Contrary to popular belief, sleep is not passive — and while it may seem uneventful to you, your brain is actually working pretty hard.

Because, while you’re just lying there, your brain cells scramble to progress through a series of important steps, all of which are crucial to your ability to tackle whatever it is you’re doing in the morning. This series is called a sleep cycle, and the average person should ideally go through about five of these each night.

A sleep cycle consists of five steps, which are in turn divided into two categories: REM sleep and non-REM sleep. REM sleep, or rapid eye movement sleep, occurs toward the end of each cycle and is typically the stage for our most lucid dreams. Conversely, non-REM sleep is generally lighter and dreamless, save for a few fragmentary images here and there.

But to truly understand what goes on in the brain while you sleep and dream, it’s useful to examine each step.

Stage 1

At this stage, sleep is very light and can easily be disrupted. Mental activity begins to slow down, with brain waves switching to a form called theta-band activity. This wave pattern has been described as a deep, meditative state marking the threshold between consciousness and the “subconscious.” However, intermittent bursts of alpha activity, or quiet wakefulness, often give you the sense that you’re still awake.

In fact, a landmark study performed in the 1960s found that people who wake up at this stage usually don’t realize they’ve been asleep. "Investigators asked subjects aroused out of various stages of sleep whether they considered themselves asleep,” the researchers wrote. “Only about 10 percent of those aroused from stage 1 said that they had been asleep."

Stage 2

Next, eye movement stops and brain waves become slower, with alpha activity shutting down entirely. The brain will begin to produce “sleep spindles” — brief bursts of activity that last for about half a second before dying down. The average adult will spend most of her night in this stage.

Stage 3 & 4

These stages are very similar — so much so that some consider them to be one and the same. Collectively known as deep or slow-wave sleep, these stages are characterized by extremely slow brain waves called delta waves. Deep sleep sets the stage for some pretty strange phenomena: nightmares, sleepwalking, and somniloquy — or sleep-talking.

Stage 5 (REM sleep)

Finally, we enter REM sleep, where things start to get even weirder. Our breathing becomes shallow and irregular, and our limb muscles become temporarily paralyzed. Our eyes begin to jerk in various directions. This is also the stage where the dreams we actually remember tend to take place.

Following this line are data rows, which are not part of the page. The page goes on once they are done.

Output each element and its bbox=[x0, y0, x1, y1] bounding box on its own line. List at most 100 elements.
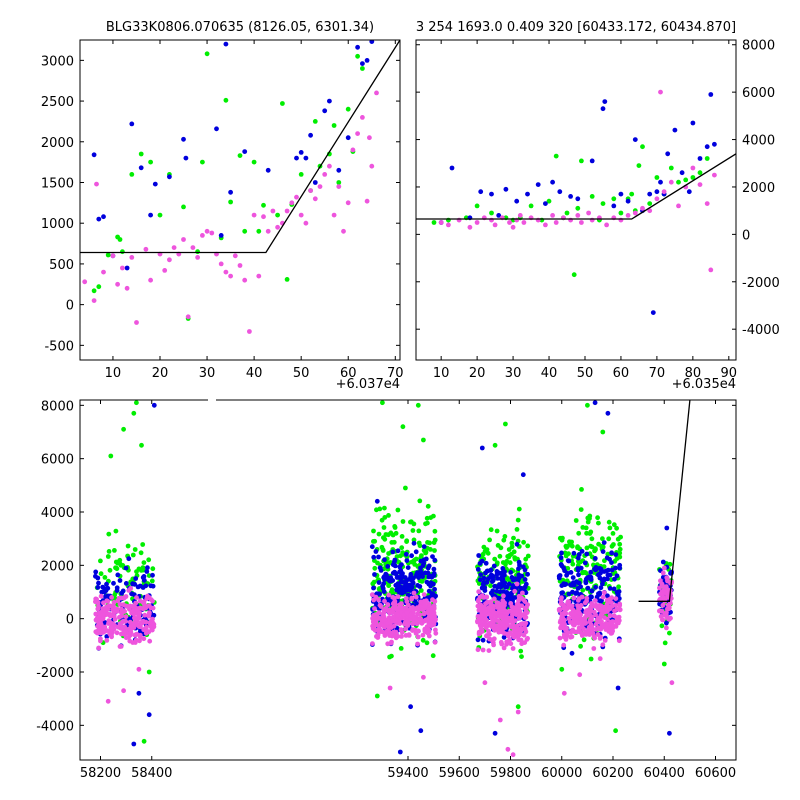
data-point bbox=[490, 588, 496, 594]
data-point bbox=[515, 709, 521, 715]
data-point bbox=[94, 618, 99, 623]
data-point bbox=[414, 572, 420, 578]
data-point bbox=[232, 253, 238, 259]
data-point bbox=[704, 144, 710, 150]
data-point bbox=[131, 410, 137, 416]
data-point bbox=[600, 106, 606, 112]
data-point bbox=[195, 255, 201, 260]
data-point bbox=[265, 228, 271, 234]
x-tick-label: 59600 bbox=[439, 766, 480, 781]
data-point bbox=[483, 560, 489, 566]
data-point bbox=[492, 556, 498, 562]
data-point bbox=[588, 594, 594, 600]
data-point bbox=[376, 531, 382, 537]
data-point bbox=[134, 595, 139, 600]
data-point bbox=[108, 613, 114, 619]
data-point bbox=[497, 553, 503, 559]
data-point bbox=[516, 566, 521, 572]
data-point bbox=[505, 746, 511, 752]
model-line bbox=[638, 400, 691, 602]
data-point bbox=[614, 573, 620, 579]
data-point bbox=[517, 213, 523, 218]
data-point bbox=[416, 528, 422, 534]
data-point bbox=[481, 580, 487, 585]
data-point bbox=[376, 554, 381, 560]
data-point bbox=[669, 680, 675, 686]
data-point bbox=[96, 580, 101, 586]
data-point bbox=[518, 585, 524, 591]
data-point bbox=[580, 587, 586, 593]
data-point bbox=[617, 541, 623, 547]
data-point bbox=[484, 622, 490, 627]
x-tick-label: 80 bbox=[685, 366, 702, 381]
x-tick-label: 70 bbox=[649, 366, 666, 381]
data-point bbox=[578, 507, 584, 512]
data-point bbox=[400, 424, 406, 430]
data-point bbox=[134, 320, 139, 325]
data-point bbox=[595, 515, 600, 521]
data-point bbox=[510, 646, 516, 651]
panel-top-left-x-offset: +6.037e4 bbox=[336, 377, 400, 392]
data-point bbox=[602, 638, 608, 643]
data-point bbox=[376, 580, 382, 585]
data-point bbox=[640, 205, 645, 211]
data-point bbox=[390, 578, 396, 583]
data-point bbox=[373, 594, 379, 600]
data-point bbox=[476, 597, 481, 603]
data-point bbox=[576, 580, 582, 586]
data-point bbox=[373, 549, 379, 554]
data-point bbox=[123, 565, 129, 571]
data-point bbox=[510, 612, 515, 617]
data-point bbox=[100, 584, 106, 590]
data-point bbox=[146, 613, 152, 619]
data-point bbox=[595, 606, 601, 612]
data-point bbox=[595, 572, 601, 578]
data-point bbox=[597, 618, 602, 623]
data-point bbox=[425, 503, 431, 509]
data-point bbox=[585, 585, 591, 591]
data-point bbox=[150, 572, 155, 578]
data-point bbox=[605, 616, 610, 622]
data-point bbox=[563, 637, 569, 642]
data-point bbox=[510, 752, 516, 758]
data-point bbox=[600, 594, 606, 600]
data-point bbox=[223, 269, 229, 275]
data-point bbox=[256, 228, 262, 234]
data-point bbox=[573, 591, 579, 596]
data-point bbox=[686, 189, 692, 195]
data-point bbox=[397, 749, 403, 755]
data-point bbox=[312, 180, 318, 185]
data-point bbox=[511, 535, 516, 541]
data-point bbox=[95, 600, 101, 605]
data-point bbox=[98, 593, 104, 599]
data-point bbox=[607, 586, 613, 591]
data-point bbox=[708, 92, 714, 97]
data-point bbox=[578, 643, 583, 649]
data-point bbox=[507, 552, 513, 558]
data-point bbox=[386, 615, 392, 620]
data-point bbox=[525, 191, 530, 197]
data-point bbox=[585, 515, 591, 521]
data-point bbox=[606, 536, 612, 542]
data-point bbox=[592, 598, 598, 603]
data-point bbox=[500, 566, 506, 571]
data-point bbox=[112, 548, 117, 553]
data-point bbox=[592, 548, 597, 554]
data-point bbox=[565, 544, 570, 549]
data-point bbox=[561, 690, 567, 696]
data-point bbox=[404, 587, 410, 593]
data-point bbox=[402, 621, 407, 627]
data-point bbox=[588, 656, 594, 662]
data-point bbox=[647, 191, 653, 197]
data-point bbox=[490, 621, 496, 627]
data-point bbox=[372, 627, 378, 633]
data-point bbox=[432, 528, 438, 534]
data-point bbox=[308, 188, 313, 194]
data-point bbox=[242, 228, 248, 234]
data-point bbox=[136, 666, 142, 672]
data-point bbox=[499, 582, 505, 587]
data-point bbox=[559, 601, 565, 607]
data-point bbox=[143, 246, 149, 252]
data-point bbox=[392, 605, 397, 610]
data-point bbox=[376, 626, 382, 632]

REM sleep is very important, and the brain will often deploy “safety measures” to ensure it isn’t disrupted. For example, the sound of an alarm clock or phone may be incorporated into the dream and transformed into something else. A similar phenomenon is false awakening, in which the dreamer will dream that she is awake — a “dream within a dream.”

Psychologists and neuroscientists are not sure why the brain goes to such lengths in preserving REM sleep. Sigmund Freud famously claimed that the dreams we now associate with REM allow us to resolve unconscious urges we suppress when we’re awake. A more recent theory holds that these dreams reflect the new memories that are consolidated and integrated into the mind during stage 3 and 4.

A lot of work, without much effort on your part.